Además de notable escritor, el británico fue un gran cinéfilo: dejó guiones que hicieron historia y descolló como crítico.

 Por Juan Sasturain

Buen momento para revisar –literalmente– a Graham Greene. Casi pide que lo revisen: mirarlo con lupa, meterle la mano en los bolsillos, hurgar en las entretelas de su impecable impermeable y sondear (sin esperanza de resultados seguros) en sus sabios ojos claros, diluidos en el mejor whisky, como perdidos en la bruma.
Greene, que siempre fue bien recibido, leído y traducido en la Argentina –Wilcock y Pezzoni se ocuparon de él; a Bioy le resultaba insoportable– fue un escritor admirable y admirado, aunque para la crítica académica persistió en ciertas incómodas desprolijidades que contribuyeron a que le mezquinaran el Nobel. Ideológicamente sospechoso por izquierda, trabajó de espía, nunca se supo hasta cuándo (ni para quién); fue católico en un país que nunca lo fue y en una época en que ya no se usaba y, sobre todo, incurrió en gestos que le depararon popularidad: publicó novelas de ostensible entretenimiento, coqueteó con la literatura criminal y escribió largamente, con fervor y sin pudores, sobre y para el cine.
Proveedor de relatos que desde el principio y hasta el final de su carrera literaria fueron adaptados a la pantalla, la contribución mayor de Greene es sin duda haber escrito, para la dirección impecable de Carol Reed, los guiones de The fallen idol (El ídolo caído, 1948) y de la insuperada The Third Man (El tercer hombre, 1949) con Orson Welles y la cítara de Anton Karas mediantes. Claro que antes había sido marcado largamente por el cine como espectador y crítico perspicaz. Algo que no suele ser tan conocido.
Precisamente, Mornings in the dark, subtitulado The Graham Greene Film Reader, es una minuciosa compilación de textos editada por David Parkinson que da cuenta de esa pasión correspondida. El título remite a las innumerables mañanas que Graham, crítico del Spectator y de Night and Day durante los años treinta, se pasó en la oscuridad de las grandes salas –“todos esos Empires y Odeons de un lujo y una extravagancia que ya no volveremos a ver”– durante las funciones especiales para periodistas: “Cuatro años y medio de ver películas varias veces por semana... –recuerda en su autobiografía Vías de escape–. Un modo de vida que adopté de muy buen grado, llevado por cierto sentido de la diversión. Más de cuatrocientas películas que supongo que habrían sido muchas más si en la misma época no hubiera padecido de otras obsesiones: tenía que escribir cuatro novelas, sin hablar de un libro de viajes que me llevó a México durante meses, lejos del pleasure dome”. Equiparar las salas cinematográficas con el pleasure dome (“palacio del placer”) que manda construir Kubla Khan en Xanadú, según el poema de Coleridge, indica sin lugar a dudas que Greene, crítico sagaz e implacable –el mejor de su época, aseguran– por sobre todo disfrutaba en el cine.

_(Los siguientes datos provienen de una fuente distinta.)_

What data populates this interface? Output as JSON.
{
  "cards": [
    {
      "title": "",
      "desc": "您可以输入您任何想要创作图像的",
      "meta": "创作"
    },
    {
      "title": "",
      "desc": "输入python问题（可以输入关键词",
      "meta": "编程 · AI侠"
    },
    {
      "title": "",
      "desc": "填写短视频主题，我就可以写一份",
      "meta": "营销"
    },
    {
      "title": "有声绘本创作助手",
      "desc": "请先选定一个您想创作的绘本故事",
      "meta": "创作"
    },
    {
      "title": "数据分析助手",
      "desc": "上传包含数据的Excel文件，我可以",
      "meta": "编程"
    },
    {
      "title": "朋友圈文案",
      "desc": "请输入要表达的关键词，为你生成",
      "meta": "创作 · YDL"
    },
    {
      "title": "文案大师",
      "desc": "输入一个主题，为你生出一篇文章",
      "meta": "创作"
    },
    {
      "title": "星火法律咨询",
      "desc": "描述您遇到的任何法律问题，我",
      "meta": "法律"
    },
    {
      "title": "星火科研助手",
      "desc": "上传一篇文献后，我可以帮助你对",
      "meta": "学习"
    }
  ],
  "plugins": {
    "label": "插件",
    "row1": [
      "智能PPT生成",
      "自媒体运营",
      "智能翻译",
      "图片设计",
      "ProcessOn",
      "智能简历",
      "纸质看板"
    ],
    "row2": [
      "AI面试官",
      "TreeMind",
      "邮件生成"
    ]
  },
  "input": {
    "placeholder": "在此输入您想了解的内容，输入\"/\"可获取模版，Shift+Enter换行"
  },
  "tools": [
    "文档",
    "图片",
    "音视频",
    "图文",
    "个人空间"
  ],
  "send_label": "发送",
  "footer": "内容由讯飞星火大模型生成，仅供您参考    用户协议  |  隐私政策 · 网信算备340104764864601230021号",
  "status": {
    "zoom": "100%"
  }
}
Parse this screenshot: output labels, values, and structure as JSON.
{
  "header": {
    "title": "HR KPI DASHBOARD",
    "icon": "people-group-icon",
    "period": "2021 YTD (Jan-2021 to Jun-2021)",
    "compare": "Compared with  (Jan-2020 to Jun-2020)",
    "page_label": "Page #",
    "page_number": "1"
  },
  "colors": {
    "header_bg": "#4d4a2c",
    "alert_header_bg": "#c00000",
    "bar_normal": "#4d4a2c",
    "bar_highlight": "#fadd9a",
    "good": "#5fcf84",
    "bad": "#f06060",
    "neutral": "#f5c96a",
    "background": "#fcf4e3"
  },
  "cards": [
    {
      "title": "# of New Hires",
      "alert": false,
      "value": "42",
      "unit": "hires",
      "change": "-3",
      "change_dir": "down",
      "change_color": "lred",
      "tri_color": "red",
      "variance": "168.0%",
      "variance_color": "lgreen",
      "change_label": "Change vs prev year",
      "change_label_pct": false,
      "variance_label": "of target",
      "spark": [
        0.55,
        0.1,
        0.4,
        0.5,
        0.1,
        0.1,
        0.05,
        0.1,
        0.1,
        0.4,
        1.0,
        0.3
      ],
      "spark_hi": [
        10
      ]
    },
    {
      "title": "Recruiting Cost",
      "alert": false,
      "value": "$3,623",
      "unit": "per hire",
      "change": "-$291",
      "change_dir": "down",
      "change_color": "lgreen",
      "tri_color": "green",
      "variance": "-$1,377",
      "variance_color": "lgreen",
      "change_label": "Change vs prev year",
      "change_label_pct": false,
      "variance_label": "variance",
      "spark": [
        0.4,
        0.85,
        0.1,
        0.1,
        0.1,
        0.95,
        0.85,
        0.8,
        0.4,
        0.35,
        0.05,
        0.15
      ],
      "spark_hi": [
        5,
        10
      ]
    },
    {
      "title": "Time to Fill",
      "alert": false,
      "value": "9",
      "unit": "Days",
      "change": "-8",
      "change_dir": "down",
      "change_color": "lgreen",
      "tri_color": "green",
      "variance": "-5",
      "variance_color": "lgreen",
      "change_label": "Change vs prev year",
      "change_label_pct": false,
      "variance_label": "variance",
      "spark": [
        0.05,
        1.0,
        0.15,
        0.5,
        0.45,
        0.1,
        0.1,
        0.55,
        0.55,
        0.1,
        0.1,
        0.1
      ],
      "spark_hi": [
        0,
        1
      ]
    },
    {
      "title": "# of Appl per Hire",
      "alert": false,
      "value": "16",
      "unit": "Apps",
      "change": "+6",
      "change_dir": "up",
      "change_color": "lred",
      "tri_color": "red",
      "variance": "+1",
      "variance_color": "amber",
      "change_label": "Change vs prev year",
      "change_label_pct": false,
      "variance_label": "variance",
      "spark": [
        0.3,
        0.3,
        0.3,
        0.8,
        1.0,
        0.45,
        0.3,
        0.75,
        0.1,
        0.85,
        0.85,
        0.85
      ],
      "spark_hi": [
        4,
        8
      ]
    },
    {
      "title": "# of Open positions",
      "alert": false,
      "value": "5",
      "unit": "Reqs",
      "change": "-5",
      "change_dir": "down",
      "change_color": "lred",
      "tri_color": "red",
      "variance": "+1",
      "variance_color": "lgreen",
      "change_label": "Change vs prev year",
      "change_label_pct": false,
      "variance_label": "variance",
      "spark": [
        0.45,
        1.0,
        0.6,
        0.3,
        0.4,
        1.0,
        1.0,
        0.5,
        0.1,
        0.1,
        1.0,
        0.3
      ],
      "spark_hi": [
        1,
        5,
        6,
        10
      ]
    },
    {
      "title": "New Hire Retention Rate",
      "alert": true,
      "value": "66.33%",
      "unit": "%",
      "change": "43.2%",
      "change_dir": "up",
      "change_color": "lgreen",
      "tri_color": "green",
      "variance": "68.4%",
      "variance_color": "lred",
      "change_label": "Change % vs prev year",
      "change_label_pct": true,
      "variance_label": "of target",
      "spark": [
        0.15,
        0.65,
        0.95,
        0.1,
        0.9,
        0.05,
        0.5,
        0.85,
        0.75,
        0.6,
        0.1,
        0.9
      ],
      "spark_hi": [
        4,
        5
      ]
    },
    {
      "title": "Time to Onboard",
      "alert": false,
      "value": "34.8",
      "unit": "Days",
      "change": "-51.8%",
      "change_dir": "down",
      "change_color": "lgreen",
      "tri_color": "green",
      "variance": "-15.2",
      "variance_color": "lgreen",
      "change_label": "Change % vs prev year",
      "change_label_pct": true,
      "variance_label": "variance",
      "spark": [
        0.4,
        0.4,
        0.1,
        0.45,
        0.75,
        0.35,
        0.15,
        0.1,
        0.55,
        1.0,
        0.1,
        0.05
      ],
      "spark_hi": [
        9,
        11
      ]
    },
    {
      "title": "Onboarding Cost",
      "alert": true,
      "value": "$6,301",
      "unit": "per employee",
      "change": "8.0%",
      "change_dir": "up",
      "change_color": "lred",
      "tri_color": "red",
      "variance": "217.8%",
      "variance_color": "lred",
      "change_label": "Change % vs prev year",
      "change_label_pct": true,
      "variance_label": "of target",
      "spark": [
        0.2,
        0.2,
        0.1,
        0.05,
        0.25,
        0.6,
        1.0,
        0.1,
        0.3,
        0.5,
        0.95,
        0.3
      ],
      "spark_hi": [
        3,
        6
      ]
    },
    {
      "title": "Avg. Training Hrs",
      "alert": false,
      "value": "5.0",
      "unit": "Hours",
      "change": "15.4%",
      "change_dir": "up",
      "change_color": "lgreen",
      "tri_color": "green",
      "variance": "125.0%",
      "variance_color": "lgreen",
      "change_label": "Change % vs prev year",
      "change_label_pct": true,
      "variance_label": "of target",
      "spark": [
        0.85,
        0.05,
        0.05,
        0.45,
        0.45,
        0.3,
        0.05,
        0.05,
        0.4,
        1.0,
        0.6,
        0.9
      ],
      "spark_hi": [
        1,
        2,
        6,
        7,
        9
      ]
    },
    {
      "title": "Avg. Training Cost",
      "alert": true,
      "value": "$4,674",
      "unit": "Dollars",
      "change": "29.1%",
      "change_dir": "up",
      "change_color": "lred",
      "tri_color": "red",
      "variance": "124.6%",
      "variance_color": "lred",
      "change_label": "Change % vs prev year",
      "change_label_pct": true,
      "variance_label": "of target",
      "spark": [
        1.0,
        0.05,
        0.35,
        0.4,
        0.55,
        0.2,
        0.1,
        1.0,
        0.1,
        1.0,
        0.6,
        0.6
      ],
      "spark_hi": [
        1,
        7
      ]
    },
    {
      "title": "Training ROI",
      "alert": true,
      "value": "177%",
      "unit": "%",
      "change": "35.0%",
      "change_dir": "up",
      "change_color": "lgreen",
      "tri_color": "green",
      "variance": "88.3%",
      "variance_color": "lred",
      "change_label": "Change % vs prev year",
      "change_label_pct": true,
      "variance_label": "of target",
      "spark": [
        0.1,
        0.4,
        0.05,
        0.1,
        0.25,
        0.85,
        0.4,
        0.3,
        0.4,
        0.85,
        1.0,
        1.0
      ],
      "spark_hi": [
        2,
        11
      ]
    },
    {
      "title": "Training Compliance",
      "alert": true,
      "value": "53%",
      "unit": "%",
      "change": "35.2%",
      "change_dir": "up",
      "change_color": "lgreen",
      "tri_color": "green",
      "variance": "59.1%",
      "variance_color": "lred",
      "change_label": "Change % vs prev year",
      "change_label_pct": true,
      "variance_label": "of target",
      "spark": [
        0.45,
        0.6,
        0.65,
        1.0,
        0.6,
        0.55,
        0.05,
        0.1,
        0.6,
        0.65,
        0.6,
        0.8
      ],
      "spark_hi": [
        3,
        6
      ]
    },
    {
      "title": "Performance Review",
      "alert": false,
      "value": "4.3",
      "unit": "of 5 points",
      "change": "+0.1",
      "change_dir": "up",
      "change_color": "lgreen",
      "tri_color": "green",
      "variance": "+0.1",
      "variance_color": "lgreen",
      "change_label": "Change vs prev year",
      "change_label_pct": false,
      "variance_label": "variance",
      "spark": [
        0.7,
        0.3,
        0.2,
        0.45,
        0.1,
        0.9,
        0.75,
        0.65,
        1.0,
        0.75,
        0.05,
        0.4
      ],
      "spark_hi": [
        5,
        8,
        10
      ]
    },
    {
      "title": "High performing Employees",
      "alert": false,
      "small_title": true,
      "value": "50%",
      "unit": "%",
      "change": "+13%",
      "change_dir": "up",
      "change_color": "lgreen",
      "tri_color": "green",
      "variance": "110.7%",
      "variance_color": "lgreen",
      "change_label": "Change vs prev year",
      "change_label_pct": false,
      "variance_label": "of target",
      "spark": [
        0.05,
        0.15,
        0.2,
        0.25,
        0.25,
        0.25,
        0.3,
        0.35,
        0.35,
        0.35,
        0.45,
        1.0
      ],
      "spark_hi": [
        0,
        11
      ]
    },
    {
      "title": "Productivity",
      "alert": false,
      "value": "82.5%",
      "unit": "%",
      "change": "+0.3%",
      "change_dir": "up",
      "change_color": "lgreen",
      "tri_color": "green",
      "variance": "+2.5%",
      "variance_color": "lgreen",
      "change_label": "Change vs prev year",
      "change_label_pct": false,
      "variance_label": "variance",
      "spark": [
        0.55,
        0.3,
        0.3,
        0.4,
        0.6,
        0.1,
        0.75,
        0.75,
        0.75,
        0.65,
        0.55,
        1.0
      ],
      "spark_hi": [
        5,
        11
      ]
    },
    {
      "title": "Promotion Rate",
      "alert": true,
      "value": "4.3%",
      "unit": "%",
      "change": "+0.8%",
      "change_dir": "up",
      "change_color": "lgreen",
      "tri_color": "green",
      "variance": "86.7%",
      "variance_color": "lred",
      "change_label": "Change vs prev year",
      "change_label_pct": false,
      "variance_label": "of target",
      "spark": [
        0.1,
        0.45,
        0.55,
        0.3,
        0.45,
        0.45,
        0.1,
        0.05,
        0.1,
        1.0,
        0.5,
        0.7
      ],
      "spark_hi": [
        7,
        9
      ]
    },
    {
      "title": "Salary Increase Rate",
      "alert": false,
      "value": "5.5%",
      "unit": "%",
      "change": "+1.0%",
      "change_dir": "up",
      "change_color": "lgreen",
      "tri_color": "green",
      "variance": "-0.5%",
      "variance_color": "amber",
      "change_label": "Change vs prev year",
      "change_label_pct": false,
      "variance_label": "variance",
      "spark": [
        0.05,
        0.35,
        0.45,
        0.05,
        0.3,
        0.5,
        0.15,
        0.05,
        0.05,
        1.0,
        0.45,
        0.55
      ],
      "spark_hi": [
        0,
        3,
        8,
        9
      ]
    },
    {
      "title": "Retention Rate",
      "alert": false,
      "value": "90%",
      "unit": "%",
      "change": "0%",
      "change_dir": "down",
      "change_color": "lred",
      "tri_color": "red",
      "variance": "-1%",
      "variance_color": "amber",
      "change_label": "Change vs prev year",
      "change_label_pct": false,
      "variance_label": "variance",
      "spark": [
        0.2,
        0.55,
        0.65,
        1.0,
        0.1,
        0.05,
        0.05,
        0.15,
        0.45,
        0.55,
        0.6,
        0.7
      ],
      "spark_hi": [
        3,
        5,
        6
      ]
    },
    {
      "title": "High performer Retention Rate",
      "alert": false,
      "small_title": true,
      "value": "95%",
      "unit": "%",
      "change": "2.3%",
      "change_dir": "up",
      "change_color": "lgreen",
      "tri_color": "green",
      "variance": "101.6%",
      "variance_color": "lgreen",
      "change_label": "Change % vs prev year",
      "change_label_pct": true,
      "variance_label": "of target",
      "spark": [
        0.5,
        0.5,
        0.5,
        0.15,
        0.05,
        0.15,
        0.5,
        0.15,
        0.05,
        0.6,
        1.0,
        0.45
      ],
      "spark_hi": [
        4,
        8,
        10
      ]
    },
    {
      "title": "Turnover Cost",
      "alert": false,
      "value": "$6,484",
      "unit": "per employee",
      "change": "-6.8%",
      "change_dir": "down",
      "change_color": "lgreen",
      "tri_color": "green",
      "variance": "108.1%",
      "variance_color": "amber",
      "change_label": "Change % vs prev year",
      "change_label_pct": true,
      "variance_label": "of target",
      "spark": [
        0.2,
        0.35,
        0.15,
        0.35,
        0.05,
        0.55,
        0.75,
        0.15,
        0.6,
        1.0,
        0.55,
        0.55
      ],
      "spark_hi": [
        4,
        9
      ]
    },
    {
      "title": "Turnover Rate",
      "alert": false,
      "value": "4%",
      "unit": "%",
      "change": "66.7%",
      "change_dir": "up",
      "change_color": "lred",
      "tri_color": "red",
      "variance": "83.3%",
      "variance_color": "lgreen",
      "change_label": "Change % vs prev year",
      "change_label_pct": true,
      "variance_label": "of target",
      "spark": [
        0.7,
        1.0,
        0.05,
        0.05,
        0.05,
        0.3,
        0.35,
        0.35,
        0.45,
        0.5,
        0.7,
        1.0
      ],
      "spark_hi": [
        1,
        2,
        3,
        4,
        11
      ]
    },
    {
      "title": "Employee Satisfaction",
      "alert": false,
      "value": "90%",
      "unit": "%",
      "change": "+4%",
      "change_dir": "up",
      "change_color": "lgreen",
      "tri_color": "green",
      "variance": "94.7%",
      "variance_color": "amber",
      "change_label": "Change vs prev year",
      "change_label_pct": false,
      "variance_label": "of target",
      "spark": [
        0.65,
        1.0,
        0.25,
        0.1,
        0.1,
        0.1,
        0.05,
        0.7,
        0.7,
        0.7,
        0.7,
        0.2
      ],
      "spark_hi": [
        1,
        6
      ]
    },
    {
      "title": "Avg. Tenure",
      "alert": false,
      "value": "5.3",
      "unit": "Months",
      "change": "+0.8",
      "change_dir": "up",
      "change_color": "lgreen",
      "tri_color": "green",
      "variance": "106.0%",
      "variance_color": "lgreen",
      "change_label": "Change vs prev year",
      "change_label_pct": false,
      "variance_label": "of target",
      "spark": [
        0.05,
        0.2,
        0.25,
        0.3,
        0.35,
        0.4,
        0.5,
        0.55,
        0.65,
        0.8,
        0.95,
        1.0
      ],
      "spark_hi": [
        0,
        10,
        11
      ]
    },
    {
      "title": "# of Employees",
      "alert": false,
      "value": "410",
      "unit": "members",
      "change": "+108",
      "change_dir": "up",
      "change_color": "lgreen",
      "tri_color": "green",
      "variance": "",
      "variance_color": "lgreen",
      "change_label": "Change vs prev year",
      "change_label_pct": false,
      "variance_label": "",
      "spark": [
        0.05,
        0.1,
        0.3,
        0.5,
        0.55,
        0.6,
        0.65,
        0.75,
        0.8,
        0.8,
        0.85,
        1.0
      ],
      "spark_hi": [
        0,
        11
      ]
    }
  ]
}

“Al leer esas críticas –diría cuarenta años después– encuentro muchos prejuicios hoy sólo modificados por la sensación de nostalgia.” Por ejemplo, tenía firmes reservas acerca de las aptitudes de Greta Garbo y cuestionó siempre –“diga lo que dijere monsieur Truffaut”– lo que consideraba el “deficiente sentido de la realidad” del Hitchcock de período inglés, al que no le perdonaba lo que había hecho con Treinta y nueve escalones, la novela de John Buchan. Pese a que le tocó escribir en una época de “respetables biografías filmadas” y de novelones históricos devenidos risibles en manos del paquidermo De Mille, Greene tuvo claro desde siempre por dónde iban las buenas cosas: “Prefería las películas del Oeste, las policiales, las comedias, las francamente comerciales”, se jactaría después, mientras recordaba haber saludado la aparición de una suequita: Ingrid Bergman.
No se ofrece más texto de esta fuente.